While developing the concept for my final project, a solar powered virtual plant, I have been considering whether integrating a genetic algorithm would be useful. Already I have been planning to include some randomness to the generation of fractal trees through a random seed, however lets take a moment here to explore how a genetic algorithm might work with the project.
Genetic algorithms can be used to generate solutions to problems that don’t necessarily have a single answer. The process looks something like this:
The scenario I am imagining is developing the virtual plant to evolve to best fit its environment. Bright light could encourage the development of plants that grow more rapidly, while dim lighting might encourage slower growth or in engineering terms more hibernation and infrequent updates.
There are three key components to genetic algorithms based on the theory of evolution including heredity, selection, and variation.
Phenotype and Genotype
“Genotype” is an organism’s full hereditary information. “Phenotype” is an organism’s actual observed properties, such as morphology, development, or behavior. This distinction is fundamental in the study of inheritance of traits and their evolution.https://en.wikipedia.org/wiki/Genotype–phenotype_distinction
The genes of an organism are inherited from its parents. These are the key variables that are carried over and mutated in future generations. In a plant these characteristics are passed along through seeds. For the virtual plant the available resources would have the most direct impact on its development.
A plant with a genotype that doesn’t fit its environment would likely result in an unhealthy plant. A fast growing plant in low light would likely be leggy, while a plant tolerant of low light would likely have its leaves burned in bright light.
There are a number of factors that could be use to gauge the “fitness” of a plant. In life real plants must compete for resources, such as light and nutrients. Additionally plants are often dependent on animals for reproduction, both for pollination and spreading their seeds. There are also a whole host of environmental factors that a plant must confront to survive. Extreme cold and heat. Excessive rain and draught. Pests.

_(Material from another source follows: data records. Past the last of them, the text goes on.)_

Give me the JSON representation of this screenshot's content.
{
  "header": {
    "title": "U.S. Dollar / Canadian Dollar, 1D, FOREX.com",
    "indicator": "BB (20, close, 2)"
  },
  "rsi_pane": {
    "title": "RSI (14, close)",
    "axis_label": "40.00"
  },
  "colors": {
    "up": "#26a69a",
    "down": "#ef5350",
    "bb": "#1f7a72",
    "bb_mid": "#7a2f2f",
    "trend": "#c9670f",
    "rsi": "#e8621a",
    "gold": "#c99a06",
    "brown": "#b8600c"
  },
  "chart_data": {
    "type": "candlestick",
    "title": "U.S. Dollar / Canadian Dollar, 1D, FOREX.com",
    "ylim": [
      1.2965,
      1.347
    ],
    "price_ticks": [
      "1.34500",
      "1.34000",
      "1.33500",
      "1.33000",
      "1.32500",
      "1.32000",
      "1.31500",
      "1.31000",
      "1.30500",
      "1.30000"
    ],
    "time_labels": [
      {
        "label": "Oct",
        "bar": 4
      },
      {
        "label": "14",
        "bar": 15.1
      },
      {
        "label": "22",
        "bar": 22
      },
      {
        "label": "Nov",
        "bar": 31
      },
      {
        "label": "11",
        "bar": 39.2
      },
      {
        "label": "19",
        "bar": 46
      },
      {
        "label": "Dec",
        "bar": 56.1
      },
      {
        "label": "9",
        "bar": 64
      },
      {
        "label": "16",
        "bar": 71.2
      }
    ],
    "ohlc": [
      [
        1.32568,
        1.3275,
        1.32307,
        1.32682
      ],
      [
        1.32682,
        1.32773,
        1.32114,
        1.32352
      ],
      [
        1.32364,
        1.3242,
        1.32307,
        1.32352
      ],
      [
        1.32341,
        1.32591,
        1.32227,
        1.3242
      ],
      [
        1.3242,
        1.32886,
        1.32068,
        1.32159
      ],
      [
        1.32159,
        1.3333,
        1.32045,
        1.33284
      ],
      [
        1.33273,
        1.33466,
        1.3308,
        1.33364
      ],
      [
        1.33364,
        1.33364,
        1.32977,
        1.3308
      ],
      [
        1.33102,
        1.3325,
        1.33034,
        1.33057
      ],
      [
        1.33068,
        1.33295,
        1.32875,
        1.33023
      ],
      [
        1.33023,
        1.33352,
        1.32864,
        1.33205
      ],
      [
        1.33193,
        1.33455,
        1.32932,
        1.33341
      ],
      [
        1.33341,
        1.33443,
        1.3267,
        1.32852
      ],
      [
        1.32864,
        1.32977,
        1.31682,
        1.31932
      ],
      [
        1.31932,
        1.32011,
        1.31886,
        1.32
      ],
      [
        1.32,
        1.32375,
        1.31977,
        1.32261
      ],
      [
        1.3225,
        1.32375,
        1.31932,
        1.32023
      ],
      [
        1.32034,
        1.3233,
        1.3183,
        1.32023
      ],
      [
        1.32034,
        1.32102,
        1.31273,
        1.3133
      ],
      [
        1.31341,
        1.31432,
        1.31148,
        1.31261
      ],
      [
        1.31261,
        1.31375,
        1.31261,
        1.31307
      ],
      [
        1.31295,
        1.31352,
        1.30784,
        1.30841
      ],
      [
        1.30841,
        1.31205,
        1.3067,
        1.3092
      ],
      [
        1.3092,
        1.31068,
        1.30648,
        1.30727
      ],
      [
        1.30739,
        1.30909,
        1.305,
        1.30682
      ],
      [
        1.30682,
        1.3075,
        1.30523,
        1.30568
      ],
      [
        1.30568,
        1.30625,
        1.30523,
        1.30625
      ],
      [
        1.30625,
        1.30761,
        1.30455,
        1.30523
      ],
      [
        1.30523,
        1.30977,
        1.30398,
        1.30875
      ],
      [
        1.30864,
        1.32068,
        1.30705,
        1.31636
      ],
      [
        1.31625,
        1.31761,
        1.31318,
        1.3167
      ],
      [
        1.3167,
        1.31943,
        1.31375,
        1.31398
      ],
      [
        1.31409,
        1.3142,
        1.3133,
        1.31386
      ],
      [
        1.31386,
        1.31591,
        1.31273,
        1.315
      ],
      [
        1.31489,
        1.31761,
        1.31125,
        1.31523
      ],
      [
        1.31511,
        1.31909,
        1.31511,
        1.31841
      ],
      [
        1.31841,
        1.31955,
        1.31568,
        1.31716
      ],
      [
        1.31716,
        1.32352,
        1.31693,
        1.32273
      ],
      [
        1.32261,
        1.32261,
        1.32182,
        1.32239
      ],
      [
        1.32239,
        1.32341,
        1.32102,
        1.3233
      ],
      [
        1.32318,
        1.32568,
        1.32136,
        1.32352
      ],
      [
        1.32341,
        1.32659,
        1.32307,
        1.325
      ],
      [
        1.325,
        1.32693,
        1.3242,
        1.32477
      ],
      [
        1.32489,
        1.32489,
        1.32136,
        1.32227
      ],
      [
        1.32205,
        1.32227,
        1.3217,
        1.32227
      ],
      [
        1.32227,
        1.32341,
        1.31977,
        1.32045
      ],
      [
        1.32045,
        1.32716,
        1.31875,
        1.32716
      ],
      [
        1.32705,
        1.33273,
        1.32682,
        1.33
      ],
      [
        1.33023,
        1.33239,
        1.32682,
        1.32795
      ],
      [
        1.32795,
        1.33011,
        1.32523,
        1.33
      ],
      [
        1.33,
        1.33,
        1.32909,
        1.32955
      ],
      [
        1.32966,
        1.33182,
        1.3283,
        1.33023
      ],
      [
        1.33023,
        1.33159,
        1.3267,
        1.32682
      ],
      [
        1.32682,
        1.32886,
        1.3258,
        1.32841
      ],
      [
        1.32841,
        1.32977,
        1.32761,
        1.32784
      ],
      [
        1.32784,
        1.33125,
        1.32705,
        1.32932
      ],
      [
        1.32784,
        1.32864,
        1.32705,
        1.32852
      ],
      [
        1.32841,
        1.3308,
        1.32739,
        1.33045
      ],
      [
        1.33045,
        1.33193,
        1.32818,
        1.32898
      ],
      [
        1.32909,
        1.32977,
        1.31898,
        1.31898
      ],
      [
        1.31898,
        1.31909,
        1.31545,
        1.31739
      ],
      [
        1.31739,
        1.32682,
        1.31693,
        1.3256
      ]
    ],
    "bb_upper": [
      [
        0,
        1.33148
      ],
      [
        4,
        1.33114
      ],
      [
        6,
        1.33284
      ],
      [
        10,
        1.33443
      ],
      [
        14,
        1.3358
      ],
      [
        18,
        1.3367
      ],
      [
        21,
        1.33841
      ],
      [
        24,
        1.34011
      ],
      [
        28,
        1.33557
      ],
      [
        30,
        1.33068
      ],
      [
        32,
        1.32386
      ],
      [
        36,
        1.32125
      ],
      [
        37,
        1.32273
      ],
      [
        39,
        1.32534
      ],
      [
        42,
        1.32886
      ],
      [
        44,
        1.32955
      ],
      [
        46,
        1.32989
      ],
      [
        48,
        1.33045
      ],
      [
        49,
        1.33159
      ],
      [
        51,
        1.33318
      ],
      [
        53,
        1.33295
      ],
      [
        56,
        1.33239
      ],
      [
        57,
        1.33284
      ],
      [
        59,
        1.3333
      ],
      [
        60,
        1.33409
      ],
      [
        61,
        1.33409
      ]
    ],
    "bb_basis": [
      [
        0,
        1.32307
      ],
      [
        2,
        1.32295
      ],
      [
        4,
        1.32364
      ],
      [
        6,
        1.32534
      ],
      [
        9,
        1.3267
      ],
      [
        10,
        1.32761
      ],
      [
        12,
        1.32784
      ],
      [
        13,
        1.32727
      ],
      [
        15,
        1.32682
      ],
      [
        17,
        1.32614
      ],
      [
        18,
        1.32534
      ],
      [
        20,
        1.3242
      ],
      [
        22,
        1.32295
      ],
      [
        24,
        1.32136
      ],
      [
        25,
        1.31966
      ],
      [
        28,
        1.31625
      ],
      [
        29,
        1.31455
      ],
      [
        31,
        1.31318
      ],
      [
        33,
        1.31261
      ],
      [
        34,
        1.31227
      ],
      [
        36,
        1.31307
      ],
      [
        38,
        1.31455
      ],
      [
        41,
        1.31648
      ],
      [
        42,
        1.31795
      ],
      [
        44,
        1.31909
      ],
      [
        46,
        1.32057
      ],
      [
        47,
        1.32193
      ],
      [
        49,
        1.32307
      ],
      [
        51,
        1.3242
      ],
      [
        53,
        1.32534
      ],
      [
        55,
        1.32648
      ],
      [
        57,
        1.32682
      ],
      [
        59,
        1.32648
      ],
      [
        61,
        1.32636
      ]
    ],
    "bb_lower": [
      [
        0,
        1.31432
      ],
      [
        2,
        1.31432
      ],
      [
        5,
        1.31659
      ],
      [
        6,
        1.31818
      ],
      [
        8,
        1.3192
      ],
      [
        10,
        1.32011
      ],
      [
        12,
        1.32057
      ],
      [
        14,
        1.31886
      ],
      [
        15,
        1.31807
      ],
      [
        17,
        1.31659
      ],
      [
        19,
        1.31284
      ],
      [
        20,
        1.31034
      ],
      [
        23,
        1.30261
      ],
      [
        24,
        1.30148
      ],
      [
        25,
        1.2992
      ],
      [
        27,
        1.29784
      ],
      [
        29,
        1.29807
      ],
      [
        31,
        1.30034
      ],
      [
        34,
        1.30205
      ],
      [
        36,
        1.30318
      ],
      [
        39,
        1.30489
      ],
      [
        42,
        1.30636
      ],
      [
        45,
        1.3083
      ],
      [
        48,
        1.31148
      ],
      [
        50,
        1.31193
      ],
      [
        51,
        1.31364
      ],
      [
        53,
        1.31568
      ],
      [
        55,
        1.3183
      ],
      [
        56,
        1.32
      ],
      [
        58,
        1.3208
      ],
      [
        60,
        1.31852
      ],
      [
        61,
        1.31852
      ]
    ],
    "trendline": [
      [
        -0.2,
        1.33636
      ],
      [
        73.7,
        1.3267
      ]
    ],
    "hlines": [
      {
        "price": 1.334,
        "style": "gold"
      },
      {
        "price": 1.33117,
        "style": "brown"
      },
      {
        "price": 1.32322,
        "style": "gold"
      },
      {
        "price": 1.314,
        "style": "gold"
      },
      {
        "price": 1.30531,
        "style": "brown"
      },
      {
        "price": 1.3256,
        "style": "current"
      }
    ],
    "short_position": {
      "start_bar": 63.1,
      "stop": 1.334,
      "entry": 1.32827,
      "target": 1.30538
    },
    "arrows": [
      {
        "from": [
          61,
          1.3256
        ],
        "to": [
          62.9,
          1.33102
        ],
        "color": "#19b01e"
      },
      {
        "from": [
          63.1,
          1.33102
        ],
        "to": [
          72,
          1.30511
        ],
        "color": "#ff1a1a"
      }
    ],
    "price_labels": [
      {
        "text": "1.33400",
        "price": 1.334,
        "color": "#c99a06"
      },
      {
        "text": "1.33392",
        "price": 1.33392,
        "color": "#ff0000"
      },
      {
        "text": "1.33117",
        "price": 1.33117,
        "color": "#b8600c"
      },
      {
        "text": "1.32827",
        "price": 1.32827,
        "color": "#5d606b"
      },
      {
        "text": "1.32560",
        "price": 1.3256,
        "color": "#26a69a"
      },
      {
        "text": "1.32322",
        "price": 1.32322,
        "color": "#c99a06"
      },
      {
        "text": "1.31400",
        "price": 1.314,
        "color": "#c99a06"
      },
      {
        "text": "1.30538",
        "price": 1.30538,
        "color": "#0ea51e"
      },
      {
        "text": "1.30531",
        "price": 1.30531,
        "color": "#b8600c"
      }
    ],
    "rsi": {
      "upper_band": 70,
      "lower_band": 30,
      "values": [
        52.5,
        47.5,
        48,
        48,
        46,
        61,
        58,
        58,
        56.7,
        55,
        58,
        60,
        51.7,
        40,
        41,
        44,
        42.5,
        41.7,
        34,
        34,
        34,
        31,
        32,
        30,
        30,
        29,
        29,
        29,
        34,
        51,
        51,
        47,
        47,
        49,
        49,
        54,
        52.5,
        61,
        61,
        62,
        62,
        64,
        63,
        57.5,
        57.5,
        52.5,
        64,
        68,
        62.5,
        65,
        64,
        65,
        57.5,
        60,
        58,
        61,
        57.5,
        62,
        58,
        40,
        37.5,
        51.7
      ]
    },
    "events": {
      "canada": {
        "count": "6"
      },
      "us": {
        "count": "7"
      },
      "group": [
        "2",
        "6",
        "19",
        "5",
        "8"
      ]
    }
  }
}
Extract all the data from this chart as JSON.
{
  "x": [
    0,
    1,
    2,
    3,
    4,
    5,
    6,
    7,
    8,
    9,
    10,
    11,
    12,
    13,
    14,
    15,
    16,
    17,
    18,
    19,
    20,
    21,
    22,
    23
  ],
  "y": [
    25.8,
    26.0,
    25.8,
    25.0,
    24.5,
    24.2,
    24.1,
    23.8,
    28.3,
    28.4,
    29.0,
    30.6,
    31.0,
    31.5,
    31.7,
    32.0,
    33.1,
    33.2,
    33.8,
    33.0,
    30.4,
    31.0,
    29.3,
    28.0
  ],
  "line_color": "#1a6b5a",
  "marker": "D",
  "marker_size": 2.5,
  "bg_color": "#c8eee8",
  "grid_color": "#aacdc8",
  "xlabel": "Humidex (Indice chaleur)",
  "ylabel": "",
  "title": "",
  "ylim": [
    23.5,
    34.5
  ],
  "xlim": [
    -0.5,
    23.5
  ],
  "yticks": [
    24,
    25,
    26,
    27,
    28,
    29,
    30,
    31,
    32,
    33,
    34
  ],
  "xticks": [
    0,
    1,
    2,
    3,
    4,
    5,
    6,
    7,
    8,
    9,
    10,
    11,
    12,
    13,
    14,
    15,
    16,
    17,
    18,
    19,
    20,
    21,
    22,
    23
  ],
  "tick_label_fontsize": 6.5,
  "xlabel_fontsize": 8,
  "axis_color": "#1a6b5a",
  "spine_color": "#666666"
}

Some measure would need to be applied to the virtual plant to gauge its fitness. The measures of success for the plant could range form attributes like leaf surface area, its ability to grow around obstacles, or its ability to collect resources through root growth.
Mutation is necessary to generate variety. A system without mutation will likely stagnate before generating all possible outcomes.
For a virtual plant I would likely include a high mutation rate to give the project the most interesting results possible. Also, unless I were to include a large virtual plant population with some ability to mix genes, mutation would be the sole method of introduction variety to the population.